L'arte di vincere - Moneyball
di Bennett Miller
con Brad Pitt,Jonah Hill, Robin Wright, Philip Seymour Hoffman
Usa, 2011
genere, drammatico, sportivo
durata, 126'
Cinema e sport non sono quasi mai un connubio vincente. A
limitarne l'efficacia giocano soprattutto due fattori: la mancanza di empatia
verso discipline attraversate da regole complicatissime, per di più alimentate
da una tradizione che riguarda solo pochi adepti. E poi l'accostamento con una
visione della vita che rispecchia un punto di vista prevalentemente maschile. Ed
anche "Moneyball" occupandosi di un manager di una squadra di
baseball alle prese con la scommessa di rendere competitiva una compagine
allestita con pochi mezzi e molta inventiva, non si distacca dal quadro appena
descritto.
Eppure dopo qualche minuto ti accorgi che pur continuando a
parlare di tattiche e di mercato nella speranza di compiere il miracolo, il
personaggio di Billy Beane nella sua (titanica) impresa di competere con i
moloch di uno sport che anche in America ha subordinato il gesto atletico al
potere dei soldi, appartiene di diritto alle grandi figure romantiche che prima
il cinema e poi la letteratura hanno saputo rendere immortali.

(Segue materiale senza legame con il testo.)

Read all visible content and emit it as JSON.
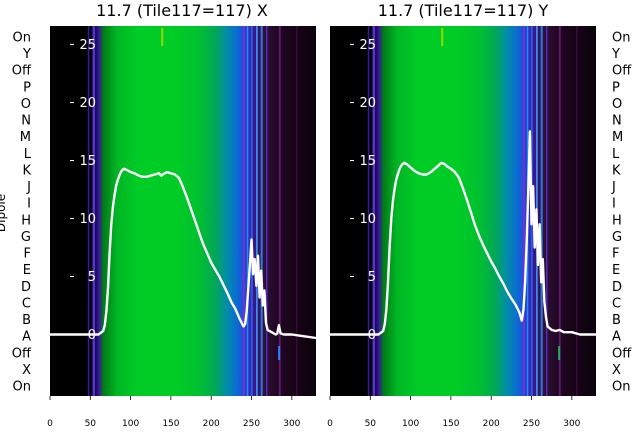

Icaro
contemporaneo per la voglia di infinito racchiusa nel sogno di invertire le
sorti di una sconfitta annunciata, Billie è il capitano di una nave alla caccia
della balena bianca, con il mitico cetaceo sostituito dall'altrettanto
leggendario titolo delle world series che nel mondo del baseball rappresenta il
successo più alto a cui si possa aspirare. Ed è proprio nel tentativo riuscito
di ricostruire la vicenda emotiva e psicologica che scandisce le varie fasi di
questa rincorsa, come al solito costellata dallo scetticismo e dalla mancanza
di fiducia che da sempre circonda il visionario, che il regista compie il suo
capolavoro consegnandoci una vicenda che riesce a fare a meno dell'esibizione
muscolare ed estetica.
Rinunciando al campo da gioco ed alle discussione tecniche,
Miller ci parla di uomini e della paura di non essere all'altezza delle proprie
aspettative e di quelle degli altri. Una sfida con se stessi e con il proprio
inconscio che il film rende in maniera pragmatica, mostrandoci il protagonista
spesso in solitudine, a rimembrare i fantasmi di una promessa mancata (Billie
ha smentito il pronostico di chi ne aveva prefigurato una carriera da star) o
ad immaginare i risultati di partite che si ostina a non guardare per mantenere
le distanze di chi ha paura di innamorarsi di nuovo dell'oggetto del proprio
desiderio.
E poi circondandolo di figure sospese in una linea d'ombra
che impedisce loro di reagire alle difficoltà di una carriera ormai logora, o
mai decollata. Oppure di compagni d'avventura poco glamour come Peter Brand, il
genio della statistica che aiuterà Billie a convertire i numeri in giocatori da
comprare. Dal fisico corpulento e completamente assorbito dal suo mestiere
Peter è nella sua dimensione monotematica (ogni sua apparizione è legata ai
motivi del suo mestiere) emblema di un mondo chiuso in se stesso, alla ricerca
continua della prestazione. L'epilogo seppur rimandato nella conclusione alle
cronaca dei nostri giorni dove il manager Billie Beane non ha smesso di
inseguire la sua chimera, suggella nella scelta del protagonista, le ragioni di
un film che ragiona sul senso della vita. Immerso in chiari scuri caldi e
leggermente autunnali "Moneyball" è un esempio di come il cinema
classico sia ancora il modo per raccontare gli uomini e le loro storie. Brad
Pitt è perfetto nel tratteggiare i mezzi toni di uno spirito inquieto ma
deciso. Come lui tutti gli altri, in un ensemble di rara efficacia attoriale.